The study examined 1300 cases of Clostridium difficile infection.
This counters the widely held belief that most C. difficile infections are spread in hospital from patient to patient.
The researchers, part of University-NHS partnerships in Oxford and Leeds and funded by the National Institute of Health Research, published their results in the journal PLoS Medicine.
Professor Tim Peto of the Nuffield Department of Clinical Medicine at the University of Oxford said: ‘We studied 1300 cases of C. difficile infection from patients in hospitals, the community and other healthcare settings, and found that the vast majority of cases of C. difficile we analysed were unlinked. This means that most of the cases we diagnose are not passed from other known cases of C. difficile infection.
‘It is likely that the robust infection control measures taken in hospitals to safeguard against cross infection of C. difficile have already had a huge impact and that these should continue. What we need to do now though is take this understanding of the pattern of outbreaks to do more research and find out how we can reduce the number of C. difficile outbreaks even further.’
C. difficile infection can be a serious illness, causing severe diarrhoea and, in the most serious cases, death. Although it has become a significant medical and resource problem in hospitals, nursing homes and in the community, the number of cases has been reducing over recent years. This may be due in part to the success of infection control techniques but the source of cases is most often unknown.
The researchers in Oxford and Leeds investigated how often cases occurring in hospital can be linked to other known cases by analysing a section of C. difficile DNA from thousands of samples taken across Oxfordshire over a 2½ year period.
It is likely that the robust infection control measures taken in hospitals to safeguard against cross infection of C. difficile have already had a huge impact.
Professor Tim Peto
They discovered that no more than 25% of C. difficile infections were passed on from other known cases.
Professor Mark Wilcox of the Leeds Teaching Hospitals NHS Trust and the Health Protection Agency’s lead on C. difficile infection in England said: ‘We need to find out whether these findings hold true in other hospitals. As we know that some people can carry the C. difficile bug in their gut without becoming sick with it and without having diarrhoea, we now need to investigate if they can be a source of infection for others, or whether there are other ways of acquiring C. difficile and then developing symptoms. By doing this, hospitals will be better placed to reduce the risk of CDI to a minimum.’

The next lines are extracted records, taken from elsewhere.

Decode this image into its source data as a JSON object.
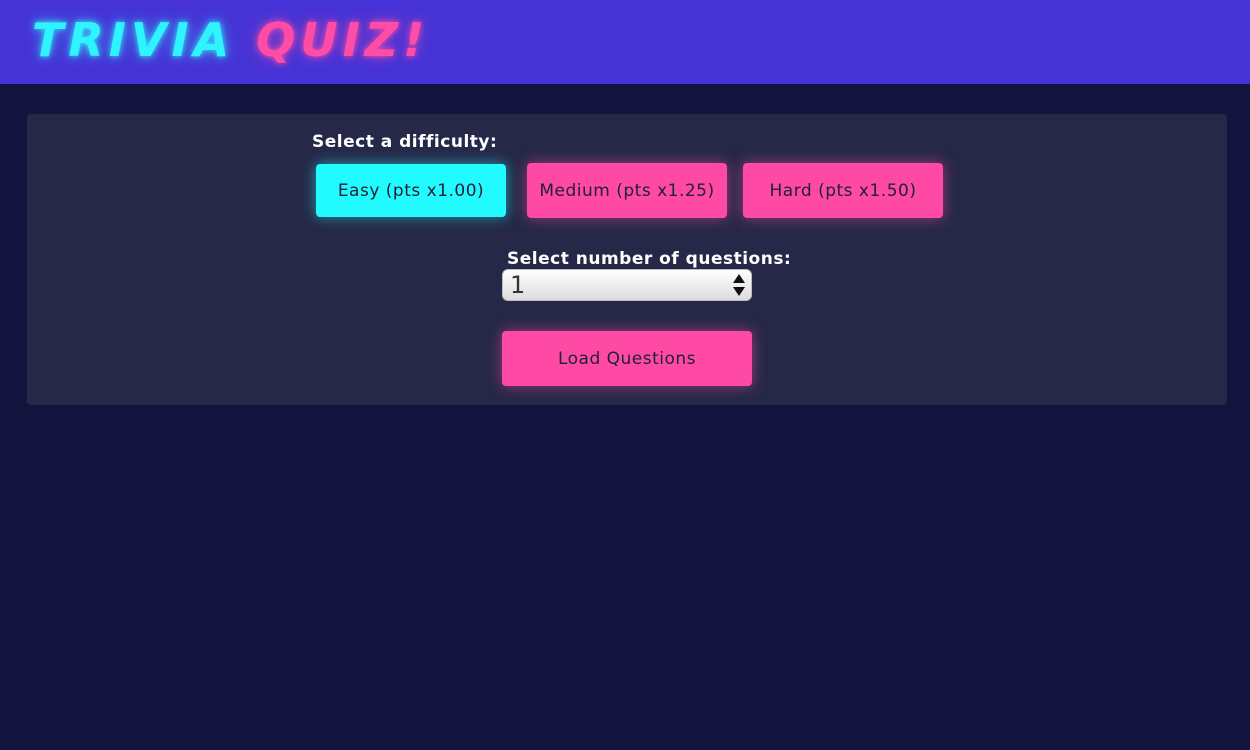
{
  "header": {
    "title_word1": "TRIVIA",
    "title_word2": "QUIZ!"
  },
  "difficulty": {
    "label": "Select a difficulty:",
    "options": [
      {
        "label": "Easy (pts x1.00)",
        "selected": true
      },
      {
        "label": "Medium (pts x1.25)",
        "selected": false
      },
      {
        "label": "Hard (pts x1.50)",
        "selected": false
      }
    ]
  },
  "questions": {
    "label": "Select number of questions:",
    "selected_value": "1"
  },
  "load_button": {
    "label": "Load Questions"
  },
  "colors": {
    "background": "#12143e",
    "header": "#4633d6",
    "panel": "#262848",
    "accent_cyan": "#21fbff",
    "accent_pink": "#ff4aa5"
  },
  "icons": {
    "select_arrows": "updown-arrows-icon"
  }
}
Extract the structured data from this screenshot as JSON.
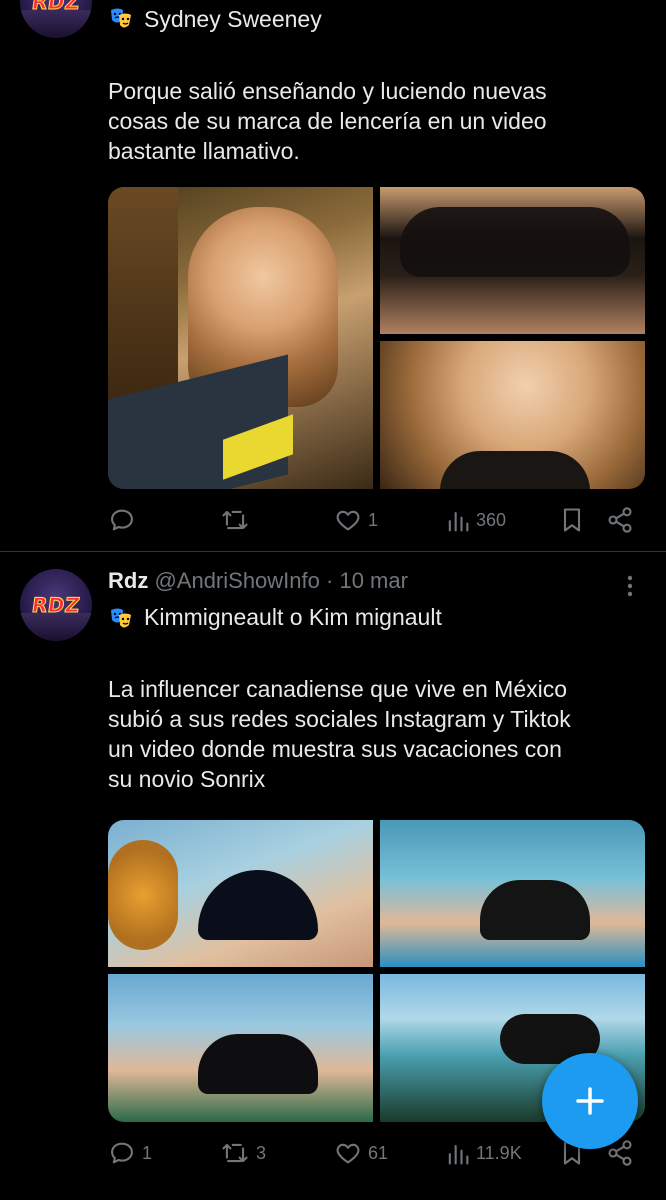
{
  "tweet1": {
    "avatar_text": "RDZ",
    "tag": "Sydney Sweeney",
    "body_lines": [
      "Porque salió enseñando y luciendo nuevas",
      "cosas de su marca de lencería en un video",
      "bastante llamativo."
    ],
    "actions": {
      "replies": "",
      "retweets": "",
      "likes": "1",
      "views": "360"
    }
  },
  "tweet2": {
    "avatar_text": "RDZ",
    "name": "Rdz",
    "handle": "@AndriShowInfo",
    "separator": "·",
    "date": "10 mar",
    "tag": "Kimmigneault o Kim mignault",
    "body_lines": [
      "La influencer canadiense que vive en México",
      "subió a sus redes sociales Instagram y Tiktok",
      "un video donde muestra sus vacaciones con",
      "su novio Sonrix"
    ],
    "actions": {
      "replies": "1",
      "retweets": "3",
      "likes": "61",
      "views": "11.9K"
    }
  },
  "colors": {
    "background": "#000000",
    "text": "#e7e9ea",
    "muted": "#71767b",
    "accent": "#1d9bf0"
  },
  "icons": [
    "theater-mask-icon",
    "reply-icon",
    "retweet-icon",
    "like-icon",
    "views-icon",
    "bookmark-icon",
    "share-icon",
    "more-icon",
    "plus-icon"
  ]
}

Professor Peto, who is also a Consultant in Infectious Diseases at the Oxford University Hospitals NHS Trust, added: ‘This new understanding of C. difficile may lead us to ask whether hospitals could use a different way of measuring CDI in future. We hope it will add to the thinking on how best to target infection control resources to reduce the spread of the bug even further.’
Health Secretary Andrew Lansley commented: ‘This research indicates that good practice in some parts of the NHS may be helping to prevent infection spreading between patients, and this is one reason why the level of C. difficile infections has reduced markedly. We know there is still more to do and this study adds to the evidence base and will help healthcare providers identify where cases are originating so that other measures to further reduce infections can be introduced.’
The study was funded by the NIHR Biomedical Research Centre, Oxford; the UK Medical Research Council; and the Wellcome Trust.